L'émission d'information de la télévision alémanique 10 vor 10 du 21 avril dernier a présenté un nouvel épisode de l'histoire chaotique de la prévention en Suisse. Quelques représentants d'associations professionnelles, dont l'Union suisse des arts et métiers (USAM), critiquaient les campagnes de prévention de l'Office fédéral de la santé publique (OFSP).

Se plaignaient-ils des menaces que ces campagnes font peser sur leur secteur industriel ou commercial? Réclamaient-ils du temps pour favoriser des reconversions? Pas du tout! Ils ont parlé de l'importance de la liberté individuelle, critiqué une santé publique liberticide, et condamné la dilapidation des deniers publics dans des interventions inutiles et dangereuses. Le pompon du cynisme revient au représentant des agences de publicité qui, d'un ton préoccupé, a déclaré ne pas vouloir que l'OFSP nous dicte le contenu de notre assiette. Parole d'expert...
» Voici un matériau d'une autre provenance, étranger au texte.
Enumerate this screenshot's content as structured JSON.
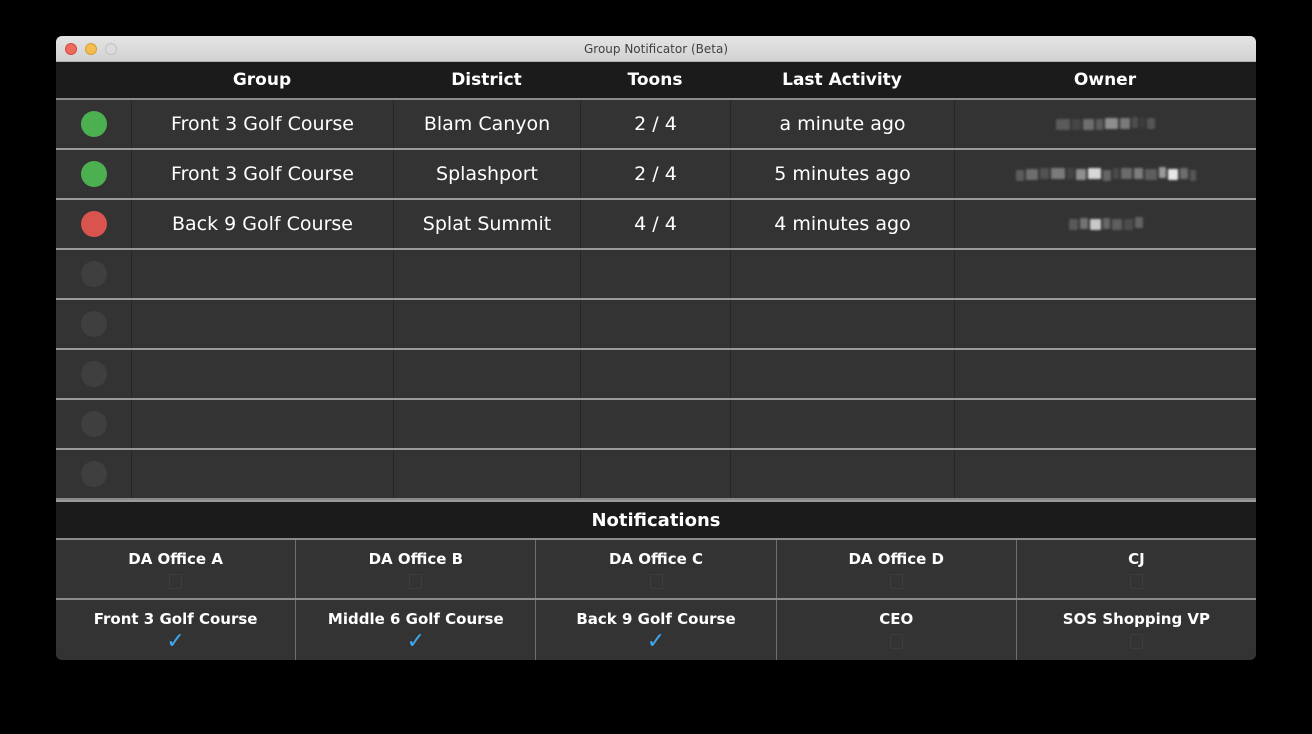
{
  "window": {
    "title": "Group Notificator (Beta)",
    "controls": {
      "close": "close-button",
      "minimize": "minimize-button",
      "maximize": "maximize-button"
    }
  },
  "table": {
    "columns": [
      "",
      "Group",
      "District",
      "Toons",
      "Last Activity",
      "Owner"
    ],
    "headers": {
      "status": "",
      "group": "Group",
      "district": "District",
      "toons": "Toons",
      "activity": "Last Activity",
      "owner": "Owner"
    },
    "rows": [
      {
        "status": "online",
        "status_color": "#4CAF50",
        "group": "Front 3 Golf Course",
        "district": "Blam Canyon",
        "toons": "2 / 4",
        "activity": "a minute ago",
        "owner_redacted": true
      },
      {
        "status": "online",
        "status_color": "#4CAF50",
        "group": "Front 3 Golf Course",
        "district": "Splashport",
        "toons": "2 / 4",
        "activity": "5 minutes ago",
        "owner_redacted": true
      },
      {
        "status": "full",
        "status_color": "#D9534F",
        "group": "Back 9 Golf Course",
        "district": "Splat Summit",
        "toons": "4 / 4",
        "activity": "4 minutes ago",
        "owner_redacted": true
      },
      {
        "status": "empty",
        "status_color": "#3f3f3f",
        "group": "",
        "district": "",
        "toons": "",
        "activity": "",
        "owner_redacted": false
      },
      {
        "status": "empty",
        "status_color": "#3f3f3f",
        "group": "",
        "district": "",
        "toons": "",
        "activity": "",
        "owner_redacted": false
      },
      {
        "status": "empty",
        "status_color": "#3f3f3f",
        "group": "",
        "district": "",
        "toons": "",
        "activity": "",
        "owner_redacted": false
      },
      {
        "status": "empty",
        "status_color": "#3f3f3f",
        "group": "",
        "district": "",
        "toons": "",
        "activity": "",
        "owner_redacted": false
      },
      {
        "status": "empty",
        "status_color": "#3f3f3f",
        "group": "",
        "district": "",
        "toons": "",
        "activity": "",
        "owner_redacted": false
      }
    ]
  },
  "notifications": {
    "title": "Notifications",
    "row1": [
      {
        "label": "DA Office A",
        "checked": false
      },
      {
        "label": "DA Office B",
        "checked": false
      },
      {
        "label": "DA Office C",
        "checked": false
      },
      {
        "label": "DA Office D",
        "checked": false
      },
      {
        "label": "CJ",
        "checked": false
      }
    ],
    "row2": [
      {
        "label": "Front 3 Golf Course",
        "checked": true
      },
      {
        "label": "Middle 6 Golf Course",
        "checked": true
      },
      {
        "label": "Back 9 Golf Course",
        "checked": true
      },
      {
        "label": "CEO",
        "checked": false
      },
      {
        "label": "SOS Shopping VP",
        "checked": false
      }
    ],
    "check_glyph": "✓",
    "check_color": "#3FA9F5"
  }
}
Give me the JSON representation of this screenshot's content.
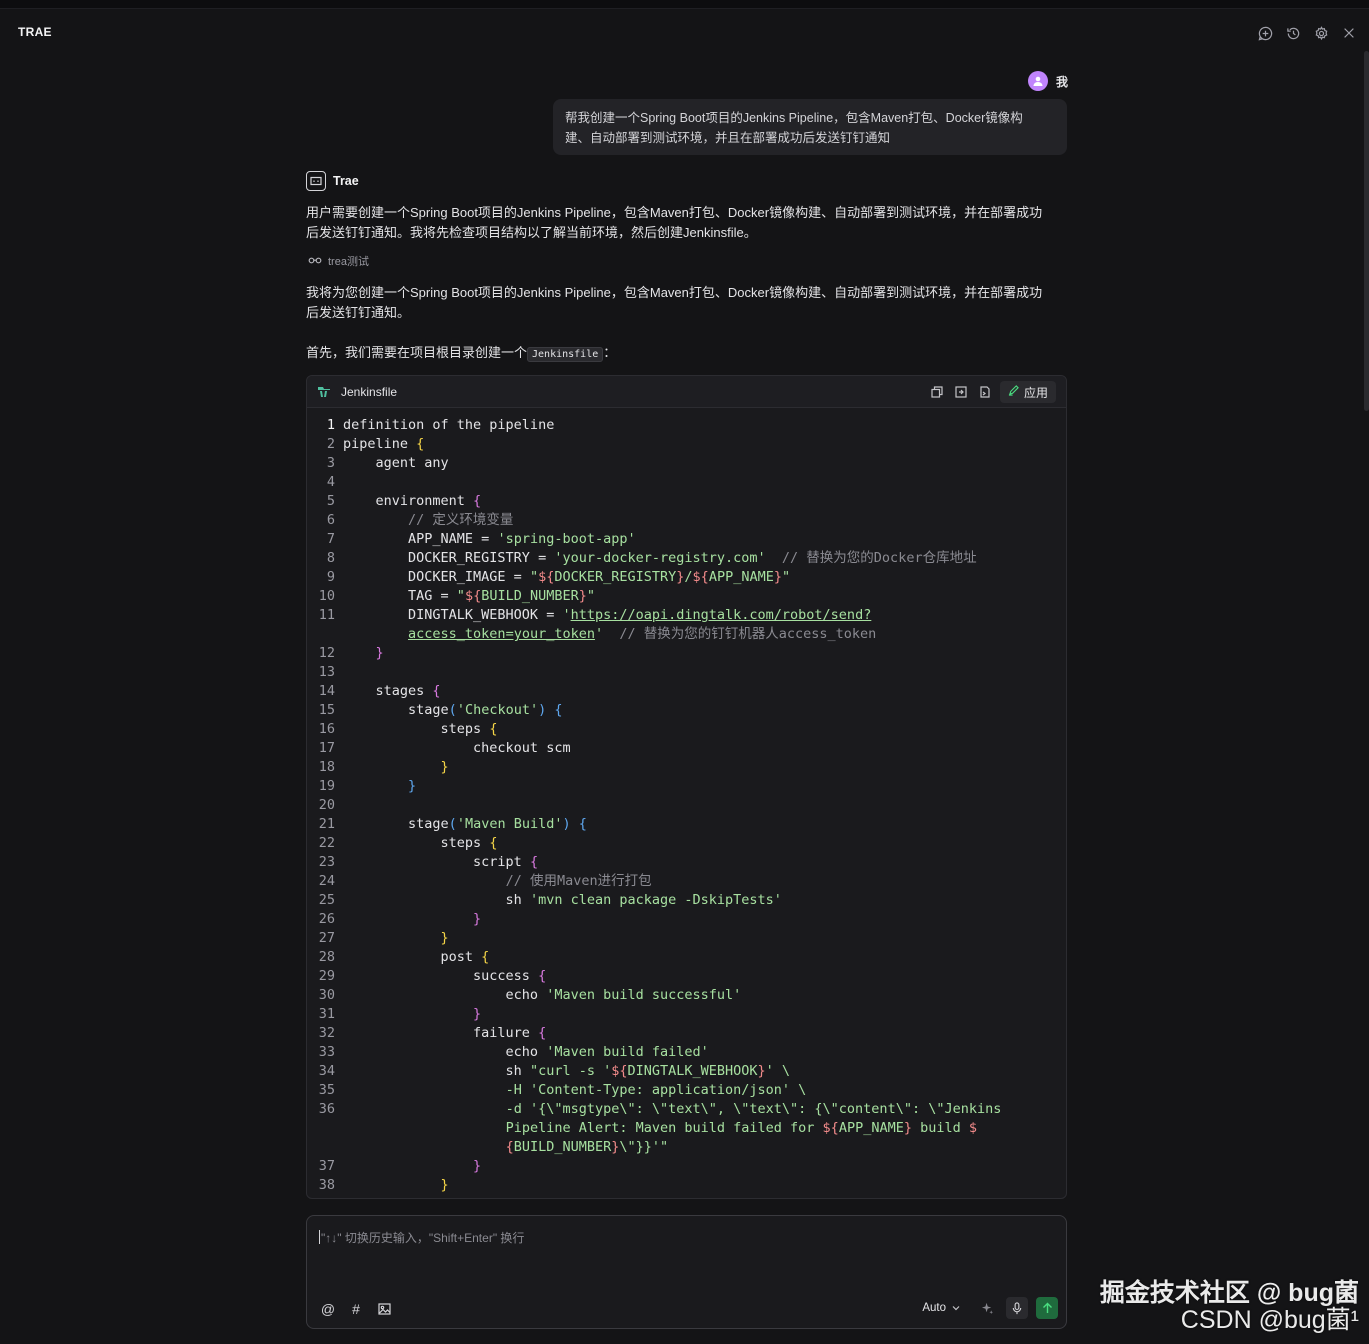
{
  "app": {
    "title": "TRAE"
  },
  "topbar": {
    "icons": [
      "new-chat-icon",
      "history-icon",
      "settings-icon",
      "close-icon"
    ]
  },
  "user": {
    "name": "我",
    "message_line1": "帮我创建一个Spring Boot项目的Jenkins Pipeline，包含Maven打包、Docker镜像构",
    "message_line2": "建、自动部署到测试环境，并且在部署成功后发送钉钉通知"
  },
  "assistant": {
    "name": "Trae",
    "thought_line1": "用户需要创建一个Spring Boot项目的Jenkins Pipeline，包含Maven打包、Docker镜像构建、自动部署到测试环境，并在部署成功",
    "thought_line2": "后发送钉钉通知。我将先检查项目结构以了解当前环境，然后创建Jenkinsfile。",
    "tool_label": "trea测试",
    "reply_line1": "我将为您创建一个Spring Boot项目的Jenkins Pipeline，包含Maven打包、Docker镜像构建、自动部署到测试环境，并在部署成功",
    "reply_line2": "后发送钉钉通知。",
    "intro_prefix": "首先，我们需要在项目根目录创建一个",
    "intro_code": "Jenkinsfile",
    "intro_suffix": "："
  },
  "code_block": {
    "file_name": "Jenkinsfile",
    "apply_label": "应用",
    "lines": [
      {
        "n": "1",
        "html": "definition of the pipeline"
      },
      {
        "n": "2",
        "html": "pipeline <span class=\"b2\">{</span>"
      },
      {
        "n": "3",
        "html": "    agent any"
      },
      {
        "n": "4",
        "html": ""
      },
      {
        "n": "5",
        "html": "    environment <span class=\"b1\">{</span>"
      },
      {
        "n": "6",
        "html": "        <span class=\"c\">// 定义环境变量</span>"
      },
      {
        "n": "7",
        "html": "        APP_NAME = <span class=\"s\">'spring-boot-app'</span>"
      },
      {
        "n": "8",
        "html": "        DOCKER_REGISTRY = <span class=\"s\">'your-docker-registry.com'</span>  <span class=\"c\">// 替换为您的Docker仓库地址</span>"
      },
      {
        "n": "9",
        "html": "        DOCKER_IMAGE = <span class=\"s\">\"</span><span class=\"v\">${</span><span class=\"s\">DOCKER_REGISTRY</span><span class=\"v\">}</span><span class=\"s\">/</span><span class=\"v\">${</span><span class=\"s\">APP_NAME</span><span class=\"v\">}</span><span class=\"s\">\"</span>"
      },
      {
        "n": "10",
        "html": "        TAG = <span class=\"s\">\"</span><span class=\"v\">${</span><span class=\"s\">BUILD_NUMBER</span><span class=\"v\">}</span><span class=\"s\">\"</span>"
      },
      {
        "n": "11",
        "html": "        DINGTALK_WEBHOOK = <span class=\"s\">'</span><span class=\"u\">https://oapi.dingtalk.com/robot/send?</span>"
      },
      {
        "n": "",
        "html": "        <span class=\"u\">access_token=your_token</span><span class=\"s\">'</span>  <span class=\"c\">// 替换为您的钉钉机器人access_token</span>"
      },
      {
        "n": "12",
        "html": "    <span class=\"b1\">}</span>"
      },
      {
        "n": "13",
        "html": ""
      },
      {
        "n": "14",
        "html": "    stages <span class=\"b1\">{</span>"
      },
      {
        "n": "15",
        "html": "        stage<span class=\"b3\">(</span><span class=\"s\">'Checkout'</span><span class=\"b3\">)</span> <span class=\"b3\">{</span>"
      },
      {
        "n": "16",
        "html": "            steps <span class=\"b2\">{</span>"
      },
      {
        "n": "17",
        "html": "                checkout scm"
      },
      {
        "n": "18",
        "html": "            <span class=\"b2\">}</span>"
      },
      {
        "n": "19",
        "html": "        <span class=\"b3\">}</span>"
      },
      {
        "n": "20",
        "html": ""
      },
      {
        "n": "21",
        "html": "        stage<span class=\"b3\">(</span><span class=\"s\">'Maven Build'</span><span class=\"b3\">)</span> <span class=\"b3\">{</span>"
      },
      {
        "n": "22",
        "html": "            steps <span class=\"b2\">{</span>"
      },
      {
        "n": "23",
        "html": "                script <span class=\"b1\">{</span>"
      },
      {
        "n": "24",
        "html": "                    <span class=\"c\">// 使用Maven进行打包</span>"
      },
      {
        "n": "25",
        "html": "                    sh <span class=\"s\">'mvn clean package -DskipTests'</span>"
      },
      {
        "n": "26",
        "html": "                <span class=\"b1\">}</span>"
      },
      {
        "n": "27",
        "html": "            <span class=\"b2\">}</span>"
      },
      {
        "n": "28",
        "html": "            post <span class=\"b2\">{</span>"
      },
      {
        "n": "29",
        "html": "                success <span class=\"b1\">{</span>"
      },
      {
        "n": "30",
        "html": "                    echo <span class=\"s\">'Maven build successful'</span>"
      },
      {
        "n": "31",
        "html": "                <span class=\"b1\">}</span>"
      },
      {
        "n": "32",
        "html": "                failure <span class=\"b1\">{</span>"
      },
      {
        "n": "33",
        "html": "                    echo <span class=\"s\">'Maven build failed'</span>"
      },
      {
        "n": "34",
        "html": "                    sh <span class=\"s\">\"curl -s '</span><span class=\"v\">${</span><span class=\"s\">DINGTALK_WEBHOOK</span><span class=\"v\">}</span><span class=\"s\">' \\</span>"
      },
      {
        "n": "35",
        "html": "                    <span class=\"s\">-H 'Content-Type: application/json' \\</span>"
      },
      {
        "n": "36",
        "html": "                    <span class=\"s\">-d '{\\\"msgtype\\\": \\\"text\\\", \\\"text\\\": {\\\"content\\\": \\\"Jenkins</span>"
      },
      {
        "n": "",
        "html": "                    <span class=\"s\">Pipeline Alert: Maven build failed for </span><span class=\"v\">${</span><span class=\"s\">APP_NAME</span><span class=\"v\">}</span><span class=\"s\"> build </span><span class=\"v\">$</span>"
      },
      {
        "n": "",
        "html": "                    <span class=\"v\">{</span><span class=\"s\">BUILD_NUMBER</span><span class=\"v\">}</span><span class=\"s\">\\\"}}'\"</span>"
      },
      {
        "n": "37",
        "html": "                <span class=\"b1\">}</span>"
      },
      {
        "n": "38",
        "html": "            <span class=\"b2\">}</span>"
      }
    ]
  },
  "input": {
    "placeholder": "\"↑↓\" 切换历史输入，\"Shift+Enter\" 换行",
    "model": "Auto"
  },
  "watermark": {
    "line1": "掘金技术社区 @ bug菌",
    "line2": "CSDN @bug菌¹"
  }
}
Les propos tenus dans l'émission 10 vor 10 ont été relayés par des articles dans la presse alémanique, annonçant la fondation d'une alliance groupant une vingtaine d'associations (dont l'USAM, Gastrosuisse et Publicité Suisse). On en veut à l'actuel directeur de l'OFSP, Thomas Zeltner, qui serait un «Gesundheits-Taliban» (la variante alémanique d'ayatollah de la santé). L'objectif annoncé de ces croisés est de promouvoir la liberté individuelle, avec pour cibles immédiates les trois principaux programmes de prévention en cours durant cette législature (alcool, tabac et surpoids).

De fait, le vrai enjeu de cette campagne est de contrecarrer la mise sur pied d'une loi fédérale sur la prévention, qui devrait être mise en consultation en juin 2008.

Celle-ci devrait moderniser les différentes lois, ordonnances et règlements qui, depuis la loi sur les épidémies de 1876, définissent les compétences de la Confédération pour maintenir et améliorer l'état de santé de la population suisse. En particulier, cette loi présentera le nouveau cadre légal de la prévention des maladies «non transmissibles», c'est-à-dire les maladies dégénératives et chroniques qui sont désormais prépondérantes pour l'état de santé de nos sociétés.

La prévention de ces nouvelles maladies passe, d'une part, par la modification de certains éléments de l'environnement social (par exemple, décourager l'accès aux aliments denses en énergie, ou augmenter la ration d'exercice physique disponible). Ces interventions environnementales sont complétées, d'autre part, par une information sur les changements souhaitables des comportements individuels et des styles de vie.

Ce type de prévention, jouant à l'interface de l'environnement social et du style de vie, a fait la preuve de son efficacité, par exemple pour améliorer la santé dentaire, contrôler l'épidémie de virus de l'immunodéficience humaine (sida) ou diminuer la consommation de cigarettes.

La prévention des maladies dégénératives peut poser des problèmes de libertés individuelles: sur la forme et sur le fond, c'est un thème du débat démocratique dans une société développée. Mais, pour nécessaire qu'il soit, ce débat ne devrait pas être conduit par les fabricants et les promoteurs des produits visés par les campagnes de prévention.

En tout état de cause, l'imminence de la loi fédérale sur la prévention laisse présager que la campagne de dénigrement contre Thomas Zeltner et l'OFSP n'en est qu'à ses débuts. On peut dès lors s'attendre à la multiplication des interventions faussement libérales et vraiment intéressées de la part des milieux touchés par la diminution de pratiques dont la toxicité est avérée.

Il faut espérer que les médecins et l'ensemble des soignants interviendront dans ce débat, assurant leur rôle, légitime, de défenseurs de la santé de la population. C'est une belle liberté de disposer d'un corps et d'un esprit en état de marche. C'est même la seule liberté que peuvent se payer beaucoup de gens. Parce qu'ils sont quotidiennement confrontés aux conséquences néfastes de certains environnements et de certains styles de vie, la responsabilité professionnelle des soignants est de faire valoir cette liberté-là, parfois même contre la liberté du commerce et de l'industrie.

Le Dr Paccaud est directeur de l'Institut universitaire de médecine sociale et préventive, CHUV et Faculté de biologie et de médecine, à Lausanne.